Application of Dynamic Evolving Neural Fuzzy Inference Systems for Event-Based Rainfall-Runoff Modeling in a Tropical Catchment

Nadeem Nawaz, Sobri Harun, Amin Talei, ICRIL International conference of Innovation in Science & Technology, 20 Apr 2015, Kuala Lumpur, Malaysia, 2015

Population growth in fast developing countries such as Malaysia leads to more demand for infrastructures which in turn may gradually transform agricultural or forest landscapes to built-up areas. This change has significant impact on hydrologic process at the watershed level which can lead to an increase in both magnitude and frequency of floods in urban areas. To date several physically-based models are developed to capture the rainfall-runoff process; however, they require significant number of parameters which could be difficult to be measured or estimated. Recently, neuro-fuzzy systems (NFS) which are well-known for their ability in simulating nonlinear complex systems have been widely used in hydrological time series modeling and prediction. These models are able to identify a direct mapping between inputs and outputs with less number of physical parameters. Online learning and rule evolving mechanisms of Dynamic Evolving Neural-Fuzzy Inference Systems (DENFIS) are the two capabilities that make it suitable to be used as a tool for rainfall-runoff modeling.
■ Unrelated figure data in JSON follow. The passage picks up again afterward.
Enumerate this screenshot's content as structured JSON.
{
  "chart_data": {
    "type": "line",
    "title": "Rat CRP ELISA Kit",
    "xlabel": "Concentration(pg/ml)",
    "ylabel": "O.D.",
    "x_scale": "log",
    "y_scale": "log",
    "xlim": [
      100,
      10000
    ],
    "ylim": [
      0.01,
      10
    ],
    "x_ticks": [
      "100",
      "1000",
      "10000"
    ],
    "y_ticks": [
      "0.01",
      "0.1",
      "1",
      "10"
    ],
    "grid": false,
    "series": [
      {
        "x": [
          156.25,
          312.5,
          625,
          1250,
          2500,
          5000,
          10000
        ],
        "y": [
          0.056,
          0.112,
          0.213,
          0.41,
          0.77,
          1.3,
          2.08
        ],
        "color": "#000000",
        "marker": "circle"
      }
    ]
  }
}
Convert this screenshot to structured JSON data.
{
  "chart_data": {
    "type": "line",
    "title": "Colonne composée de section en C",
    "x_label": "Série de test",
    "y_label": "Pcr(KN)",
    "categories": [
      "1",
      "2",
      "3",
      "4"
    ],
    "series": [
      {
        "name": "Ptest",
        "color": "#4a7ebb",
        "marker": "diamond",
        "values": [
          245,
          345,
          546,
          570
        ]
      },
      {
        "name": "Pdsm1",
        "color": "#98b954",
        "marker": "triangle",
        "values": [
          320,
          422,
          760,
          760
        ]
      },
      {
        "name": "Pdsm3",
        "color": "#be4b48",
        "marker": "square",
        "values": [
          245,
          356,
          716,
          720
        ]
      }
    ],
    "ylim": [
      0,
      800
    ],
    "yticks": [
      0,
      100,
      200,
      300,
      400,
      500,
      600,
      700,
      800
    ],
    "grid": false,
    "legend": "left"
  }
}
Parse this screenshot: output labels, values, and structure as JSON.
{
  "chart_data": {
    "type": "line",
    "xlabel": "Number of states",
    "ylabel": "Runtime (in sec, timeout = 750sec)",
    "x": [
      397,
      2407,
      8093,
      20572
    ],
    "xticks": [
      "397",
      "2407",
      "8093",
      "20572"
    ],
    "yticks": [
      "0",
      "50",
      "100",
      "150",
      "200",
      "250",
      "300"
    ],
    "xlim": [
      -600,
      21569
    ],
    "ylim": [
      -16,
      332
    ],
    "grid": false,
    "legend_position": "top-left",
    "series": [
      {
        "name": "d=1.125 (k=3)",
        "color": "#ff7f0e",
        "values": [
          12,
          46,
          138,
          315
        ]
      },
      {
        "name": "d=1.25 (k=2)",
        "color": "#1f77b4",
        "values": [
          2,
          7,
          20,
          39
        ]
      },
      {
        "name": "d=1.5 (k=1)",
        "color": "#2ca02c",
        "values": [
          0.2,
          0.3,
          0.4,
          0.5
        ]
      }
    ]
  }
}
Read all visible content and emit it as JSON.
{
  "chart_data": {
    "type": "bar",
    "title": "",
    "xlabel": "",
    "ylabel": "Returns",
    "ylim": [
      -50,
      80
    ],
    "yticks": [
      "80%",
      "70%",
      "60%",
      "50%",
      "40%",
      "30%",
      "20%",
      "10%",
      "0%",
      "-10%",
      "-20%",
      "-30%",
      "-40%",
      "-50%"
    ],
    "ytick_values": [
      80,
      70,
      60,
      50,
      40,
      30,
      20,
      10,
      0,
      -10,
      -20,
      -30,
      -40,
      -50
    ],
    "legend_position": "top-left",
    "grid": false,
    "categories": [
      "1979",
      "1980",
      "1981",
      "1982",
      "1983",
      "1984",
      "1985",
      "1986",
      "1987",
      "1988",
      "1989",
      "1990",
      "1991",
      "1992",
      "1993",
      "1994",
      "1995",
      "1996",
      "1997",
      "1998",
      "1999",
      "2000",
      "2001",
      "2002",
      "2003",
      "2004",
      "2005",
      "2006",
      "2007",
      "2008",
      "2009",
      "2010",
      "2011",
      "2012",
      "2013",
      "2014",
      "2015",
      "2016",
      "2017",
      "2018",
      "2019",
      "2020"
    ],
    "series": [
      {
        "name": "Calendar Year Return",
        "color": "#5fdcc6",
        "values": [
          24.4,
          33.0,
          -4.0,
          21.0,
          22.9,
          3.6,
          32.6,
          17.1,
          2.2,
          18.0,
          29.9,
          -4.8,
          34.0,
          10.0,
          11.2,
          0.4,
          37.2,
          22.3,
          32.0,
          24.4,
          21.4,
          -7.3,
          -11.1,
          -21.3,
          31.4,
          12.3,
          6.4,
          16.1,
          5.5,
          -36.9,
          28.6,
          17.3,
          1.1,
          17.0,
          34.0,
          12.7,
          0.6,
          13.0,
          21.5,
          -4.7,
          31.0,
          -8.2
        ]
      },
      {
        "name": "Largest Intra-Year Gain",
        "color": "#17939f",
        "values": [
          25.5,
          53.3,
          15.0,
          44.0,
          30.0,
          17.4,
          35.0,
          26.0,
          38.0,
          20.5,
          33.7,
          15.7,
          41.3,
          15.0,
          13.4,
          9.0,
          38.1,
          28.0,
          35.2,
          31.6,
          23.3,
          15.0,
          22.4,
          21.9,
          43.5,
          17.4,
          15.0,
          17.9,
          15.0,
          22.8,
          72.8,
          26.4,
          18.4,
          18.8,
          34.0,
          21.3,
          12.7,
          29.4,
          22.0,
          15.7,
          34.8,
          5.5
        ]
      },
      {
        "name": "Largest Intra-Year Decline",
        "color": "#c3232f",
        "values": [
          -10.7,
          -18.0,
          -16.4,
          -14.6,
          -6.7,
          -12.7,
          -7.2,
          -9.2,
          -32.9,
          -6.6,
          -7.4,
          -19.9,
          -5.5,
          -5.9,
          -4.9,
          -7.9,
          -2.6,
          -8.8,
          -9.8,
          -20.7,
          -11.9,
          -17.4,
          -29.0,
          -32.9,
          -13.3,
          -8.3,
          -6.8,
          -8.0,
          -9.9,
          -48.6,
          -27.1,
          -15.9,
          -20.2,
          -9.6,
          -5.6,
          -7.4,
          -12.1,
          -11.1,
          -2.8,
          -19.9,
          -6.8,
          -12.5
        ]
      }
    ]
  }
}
Twelve years hourly rainfall and runoff data of Semenyih River catchment located in Selangor, Malaysia is used for this study. In this study, twenty of major rainfall-runoff events were selected from which the training and validation events are chosen. The results obtained by DENFIS model were then compared with an autoregressive model with exogenous inputs (ARX) as a bench mark. Results showed that DENFIS has a good potential to be used as a rainfall-runoff modeling tool.